3. ECM can also be called as un-controlled anodic dissolution.
a) True
b) False
Explanation: ECM can be thought of a controlled anodic dissolution at atomic level of the workpiece that is electrically conductive by a shaped tool due to flow of high current at relatively low potential difference through an electrolyte which is quite often water based neutral salt solution.
4. For ECM of steel which is used as the electrolyte?
a) Kerosene
b) NaCl
c) Deionised water
d) HNO3
Explanation: During ECM, there will be reactions occurring at the electrodes i.e. at the anode or workpiece and at the cathode or the tool along with within the electrolyte. For electrochemical machining of steel, generally a neutral salt solution of sodium chloride (NaCl) is taken as the electrolyte.

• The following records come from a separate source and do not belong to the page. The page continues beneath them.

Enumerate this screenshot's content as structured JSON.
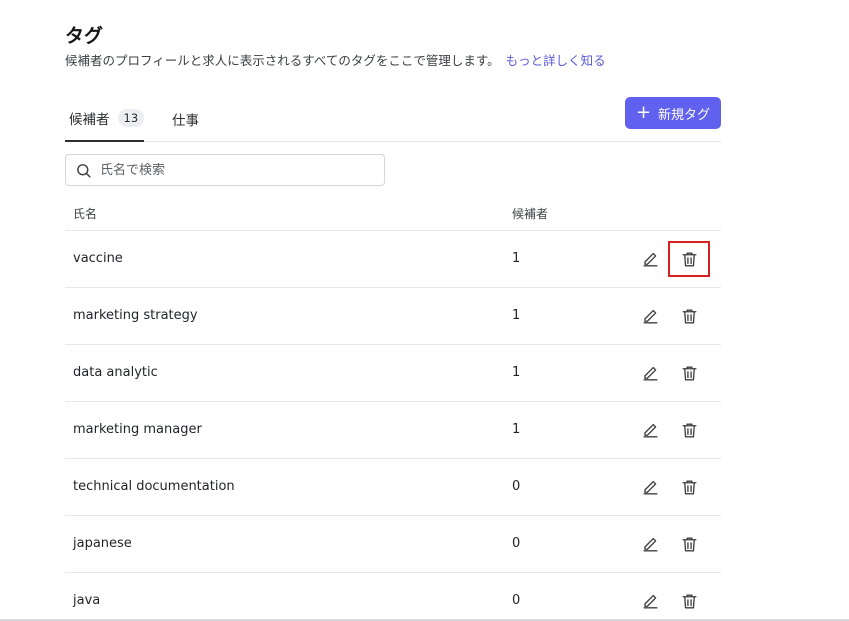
{
  "header": {
    "title": "タグ",
    "description": "候補者のプロフィールと求人に表示されるすべてのタグをここで管理します。",
    "learn_more": "もっと詳しく知る"
  },
  "tabs": [
    {
      "label": "候補者",
      "count": "13",
      "active": true
    },
    {
      "label": "仕事",
      "active": false
    }
  ],
  "new_tag_button": {
    "label": "新規タグ",
    "icon": "plus-icon"
  },
  "search": {
    "placeholder": "氏名で検索",
    "value": ""
  },
  "table": {
    "columns": [
      "氏名",
      "候補者"
    ],
    "rows": [
      {
        "name": "vaccine",
        "count": "1"
      },
      {
        "name": "marketing strategy",
        "count": "1"
      },
      {
        "name": "data analytic",
        "count": "1"
      },
      {
        "name": "marketing manager",
        "count": "1"
      },
      {
        "name": "technical documentation",
        "count": "0"
      },
      {
        "name": "japanese",
        "count": "0"
      },
      {
        "name": "java",
        "count": "0"
      }
    ]
  },
  "colors": {
    "accent": "#6161f0",
    "link": "#5b5bd6",
    "highlight": "#d61f1f"
  },
  "icons": {
    "search": "search-icon",
    "edit": "pencil-icon",
    "delete": "trash-icon"
  }
}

5. MRR is ECM depends on _____________
a) hardness of work material
b) atomic weight of work material
c) thermal conductivity of work material
d) ductility of work material
Explanation: In ECM, material removal takes place due to an atomic dissolution of work material. Electrochemical dissolution is governed by Faraday’s laws. Also, for ECM, MRR= IA/(Fρv), where I= current, ρ= density of the material, A= atomic weight, v= valency, F= faraday’s constant.
6. For which of the following ECM cannot be undertaken?
a) Steel
b) Nickel based superalloy
c) Aluminium oxide
d) Titanium alloy
Explanation: ECM can machine any electrically conductive work material irrespective of their hardness, strength or even thermal properties. In ECM, material is removed from the workpiece by oxidizing it. Aluminium oxide cannot be oxidized further; therefore it cannot be machined by ECM.

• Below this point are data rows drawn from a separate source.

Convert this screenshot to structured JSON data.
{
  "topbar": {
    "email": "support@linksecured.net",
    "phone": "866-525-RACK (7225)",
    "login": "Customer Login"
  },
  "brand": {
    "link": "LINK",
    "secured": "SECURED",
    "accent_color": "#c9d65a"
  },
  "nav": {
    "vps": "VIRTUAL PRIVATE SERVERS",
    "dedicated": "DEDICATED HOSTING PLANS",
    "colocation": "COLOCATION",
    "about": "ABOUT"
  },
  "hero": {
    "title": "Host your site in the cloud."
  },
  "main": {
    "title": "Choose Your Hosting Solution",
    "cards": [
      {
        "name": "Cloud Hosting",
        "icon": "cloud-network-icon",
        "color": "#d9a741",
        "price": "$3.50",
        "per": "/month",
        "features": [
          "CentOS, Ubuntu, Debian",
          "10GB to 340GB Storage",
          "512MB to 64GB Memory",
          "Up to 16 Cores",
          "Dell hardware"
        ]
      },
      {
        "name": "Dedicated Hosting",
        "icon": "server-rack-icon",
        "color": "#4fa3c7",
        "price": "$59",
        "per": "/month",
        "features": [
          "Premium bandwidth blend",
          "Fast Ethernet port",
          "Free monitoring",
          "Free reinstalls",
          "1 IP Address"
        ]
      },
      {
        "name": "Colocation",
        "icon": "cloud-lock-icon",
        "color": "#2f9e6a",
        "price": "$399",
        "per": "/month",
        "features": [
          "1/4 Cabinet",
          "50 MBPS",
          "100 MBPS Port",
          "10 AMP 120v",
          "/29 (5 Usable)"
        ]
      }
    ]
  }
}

7. Commercial ECM is carried out at a combination of ___________
a) low voltage high current
b) low current low voltage
c) high current high voltage
d) high voltage only
Explanation: As we know, in ECM, MRR= IA/(Fρv), where I= current. Therefore, the amount of electrochemical dissolution or deposition is proportional to the amount of charge passed through the electrochemical cell, i.e.

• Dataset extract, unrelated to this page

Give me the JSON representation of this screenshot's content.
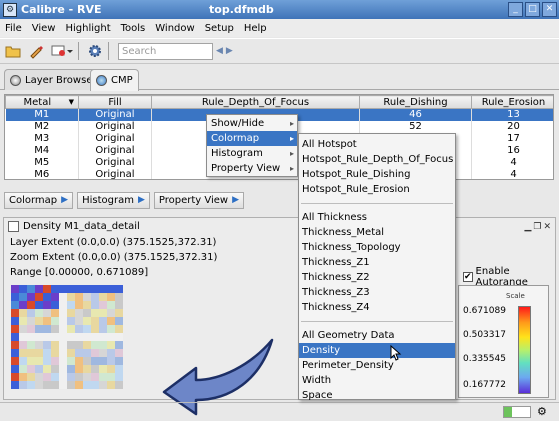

m∝Q, where m = mass of material dissolved or deposited
Q = amount of charge passed.
8. In ECM of pure iron a material removal rate of 600 mm3/min is required. What will be the current requirement?
a) 157A
b) 183.6A
c) 247.8A
d) 268.8A
Explanation: MRR= IA/(Fρv)
MRR = 600 mm3/min = 600/60 mm3/s = 10 mm3/s = 10×10-3cc/s
A= 56,
v= 2,
F= 96500 coulomb, and
ρ = 7.8 gm/cc
Therefore, I= (96500*10*10-3*7.8*2)/56
I= 268.8A.
9. In ECM operation of pure iron an equilibrium gap (h) of 2 mm is to be kept. What will be the supply voltage (v), if the total overvoltage is 2.5 Volts. The resistivity(r) of the electrolyte is 50 Ω-mm and the set feed rate (f) is 0.25 mm/min.
a) 5v
b) 7.8v
c) 11.3v
d) 13.2v
Explanation: h= c/f
Where, c= (v- overvoltage)*A/(F*ρ*r*v)
Therefore, c= (v-2.5)*56/(96500*7.8*10-3*50*2)
c= (v-2.5)/1344.1
Now, h= c/f
2= [(v-2.5)/1344.1]/[0.25/60] Therefore, v= 13.2 volts.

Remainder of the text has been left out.